Nice to see this, John Bryant contributes a provocative Foreword which has me wondering about a couple of things before the book is out of the box. When I really should be packing for Tokyo. It's about the letter Melville wrote to Hawthorne in April 1851, praising the just published House of the Seven Gables, and Sophia Hawthorne's appreciative comments about that letter and the "fluid consciousness" of its author their neighbor Herman Melville. One day I'll get around to posting something about "Hawthorne: A Problem." Right now I can't help obsessing over the penultimate sentence in this forward not to say froward Foreword:
We do not know what exactly Sophia Hawthorne means by “fluid consciousness” or why she puts it in quotation marks.  --John Bryant, Foreword to Melville in His Own Time
Granting we could argue all night about exactly what Sophia means by the quoted expression, Professor Bryant has it half right. But those quotation marks signal and bracket a quotation which in theory should be discover-able. Especially nowadays in this our glorious globalized digitized 21st Century. OK wait, I get it: this must be one of those master-teacher's tricks to start the class thinking critically. Extra credit for the first kid to Google it!!!
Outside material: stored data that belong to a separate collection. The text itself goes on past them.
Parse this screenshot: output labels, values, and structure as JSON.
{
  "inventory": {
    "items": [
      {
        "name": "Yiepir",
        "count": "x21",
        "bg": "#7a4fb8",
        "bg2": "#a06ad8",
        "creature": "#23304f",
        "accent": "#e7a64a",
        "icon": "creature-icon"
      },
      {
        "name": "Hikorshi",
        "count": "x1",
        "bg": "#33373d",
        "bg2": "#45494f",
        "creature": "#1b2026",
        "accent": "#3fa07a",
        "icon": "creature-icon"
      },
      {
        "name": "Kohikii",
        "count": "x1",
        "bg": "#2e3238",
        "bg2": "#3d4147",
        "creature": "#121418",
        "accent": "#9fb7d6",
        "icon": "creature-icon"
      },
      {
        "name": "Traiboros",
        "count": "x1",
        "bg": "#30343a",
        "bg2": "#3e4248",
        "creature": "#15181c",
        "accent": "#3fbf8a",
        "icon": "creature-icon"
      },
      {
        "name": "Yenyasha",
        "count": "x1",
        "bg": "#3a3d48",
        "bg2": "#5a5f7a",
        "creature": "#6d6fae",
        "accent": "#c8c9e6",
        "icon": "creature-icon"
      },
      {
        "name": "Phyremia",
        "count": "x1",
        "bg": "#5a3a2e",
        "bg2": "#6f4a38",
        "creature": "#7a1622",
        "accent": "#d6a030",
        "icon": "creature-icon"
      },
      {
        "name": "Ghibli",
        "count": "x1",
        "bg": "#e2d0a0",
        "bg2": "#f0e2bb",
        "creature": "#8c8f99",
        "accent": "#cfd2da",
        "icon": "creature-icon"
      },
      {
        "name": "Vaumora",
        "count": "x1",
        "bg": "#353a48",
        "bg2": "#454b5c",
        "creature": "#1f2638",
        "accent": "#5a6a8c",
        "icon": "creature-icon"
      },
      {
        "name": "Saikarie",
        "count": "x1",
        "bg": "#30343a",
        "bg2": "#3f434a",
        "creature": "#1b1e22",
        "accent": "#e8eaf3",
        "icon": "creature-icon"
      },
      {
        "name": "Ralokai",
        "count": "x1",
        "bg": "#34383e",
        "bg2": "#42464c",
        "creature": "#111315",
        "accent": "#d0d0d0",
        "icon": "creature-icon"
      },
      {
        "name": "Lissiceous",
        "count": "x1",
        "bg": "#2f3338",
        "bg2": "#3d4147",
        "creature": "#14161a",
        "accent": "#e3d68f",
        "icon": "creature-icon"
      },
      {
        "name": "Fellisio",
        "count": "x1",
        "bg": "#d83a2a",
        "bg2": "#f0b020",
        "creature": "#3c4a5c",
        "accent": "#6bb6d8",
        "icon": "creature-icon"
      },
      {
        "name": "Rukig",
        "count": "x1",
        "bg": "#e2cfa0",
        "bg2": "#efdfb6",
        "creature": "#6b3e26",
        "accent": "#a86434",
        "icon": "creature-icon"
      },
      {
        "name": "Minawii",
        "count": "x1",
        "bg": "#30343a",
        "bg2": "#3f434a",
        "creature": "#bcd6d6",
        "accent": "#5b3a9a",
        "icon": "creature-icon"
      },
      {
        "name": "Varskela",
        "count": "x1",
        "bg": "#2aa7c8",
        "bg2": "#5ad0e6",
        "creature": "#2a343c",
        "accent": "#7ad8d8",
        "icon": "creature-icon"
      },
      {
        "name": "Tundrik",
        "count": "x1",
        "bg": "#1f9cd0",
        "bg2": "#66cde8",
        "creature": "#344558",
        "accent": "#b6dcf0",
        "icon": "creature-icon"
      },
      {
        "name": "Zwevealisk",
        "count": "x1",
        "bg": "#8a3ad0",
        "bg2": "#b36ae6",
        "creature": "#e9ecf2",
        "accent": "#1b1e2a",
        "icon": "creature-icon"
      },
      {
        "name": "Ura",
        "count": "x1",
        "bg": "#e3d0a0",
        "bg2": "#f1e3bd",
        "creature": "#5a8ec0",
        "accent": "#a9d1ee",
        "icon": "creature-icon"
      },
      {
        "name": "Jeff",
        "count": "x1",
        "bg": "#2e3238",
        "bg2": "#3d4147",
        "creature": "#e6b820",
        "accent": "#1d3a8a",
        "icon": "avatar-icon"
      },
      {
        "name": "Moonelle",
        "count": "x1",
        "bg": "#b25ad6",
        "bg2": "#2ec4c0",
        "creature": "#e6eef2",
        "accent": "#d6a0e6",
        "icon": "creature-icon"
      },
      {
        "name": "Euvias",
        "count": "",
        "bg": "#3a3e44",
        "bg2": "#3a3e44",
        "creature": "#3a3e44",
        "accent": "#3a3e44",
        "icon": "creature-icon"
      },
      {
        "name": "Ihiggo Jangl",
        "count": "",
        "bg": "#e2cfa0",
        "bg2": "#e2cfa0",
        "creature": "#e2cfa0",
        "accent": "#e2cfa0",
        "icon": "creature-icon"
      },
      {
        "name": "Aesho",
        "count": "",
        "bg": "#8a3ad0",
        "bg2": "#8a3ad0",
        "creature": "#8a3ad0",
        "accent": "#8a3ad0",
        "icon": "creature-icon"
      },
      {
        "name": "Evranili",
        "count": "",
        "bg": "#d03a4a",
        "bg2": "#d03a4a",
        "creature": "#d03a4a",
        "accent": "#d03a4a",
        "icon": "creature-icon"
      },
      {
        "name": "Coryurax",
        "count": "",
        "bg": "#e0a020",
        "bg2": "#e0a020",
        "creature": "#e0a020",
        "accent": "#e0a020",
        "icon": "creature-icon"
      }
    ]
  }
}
In my book--well, blog--James McIntosh should get EXTRA-extra credit for figuring out long before Google that Sophia Hawthorne was characterizing Melville in identifiably Emersonian terms.
In the spring of 1851, perhaps at the height of Melville’s and Hawthorne’s friendship for each other, Sophia Hawthorne wrote of her intriguing neighbor, “Melville’s fresh, sincere, glowing mind…is in a state of 'fluid consciousness,’ & to Mr. Hawthorne speaks his innermost about GOD, the Devil, & Life if so be he can get at the Truth for he is a boy in opinion—having settled nothing yet.” …When she lights on the words “fluid consciousness,” she describes a characteristic of his mind that pervades not only his fiction but all his writings of the period. The phrase, I surmise, is adapted from Emerson, who wrote, “Nature is not fixed but fluid” as well as “there are no fixtures to man, if we appeal to consciousness”; and it is suggestive that she would draw on Emerson to describe Melville. Emerson too takes uncertainty amid the breakdown of traditional belief as the condition for his endeavor, and glories in the fluidity of mind available to self-emancipated young Americans. --James McIntosh, The Mariner's Multiple Quest in New Essays on Moby-Dick, ed. Richard H. Brodhead, 23-4.
The statements by Emerson that McIntosh cites are from Emerson's famous 1836 work Nature ("not fixed but fluid"), and the First Series essay on Circles ("no fixtures to man, if we appeal to consciousness"). McIntosh correctly identifies Emerson as Sophia Hawthorne's referent, without realizing that her phrase "fluid consciousness" is in fact directly quoted (rather than "adapted") from a different essay by Emerson on Spiritual Laws:
The simplicity of the universe is very different from the simplicity of a machine. He who sees moral nature out and out, and thoroughly knows how knowledge is acquired and character formed, is a pedant. The simplicity of nature is not that which may easily be read, but is inexhaustible. The last analysis can no wise be made. We judge of a man's wisdom by his hope, knowing that the perception of the inexhaustibleness of nature is an immortal youth. The wild fertility of nature is felt in comparing our rigid names and reputations with our fluid consciousness. We pass in the world for sects and schools, for erudition and piety, and we are all the time jejune babes.  --Spiritual Laws 
Wild fertility! Emerson's idea of "fluid consciousness" is unstoppable biological life, opposed to formal, artificial social conventions. Don't worry I won't pretend to know really what he's talking about, but somehow Emerson associates this inner fluidity of thought and being with "wild fertility" and "the perception of inexhaustibleness in nature" which is to say "immortal youth." That's probably why Sophia Hawthorne called Melville "a boy in opinion." She seems also to have been recasting Emerson's ideas and language when praising the then-unknown author of Hawthorne and His Mosses to Evert Duyckinck, saying of Melville: "The freshness of primeval nature is in that man."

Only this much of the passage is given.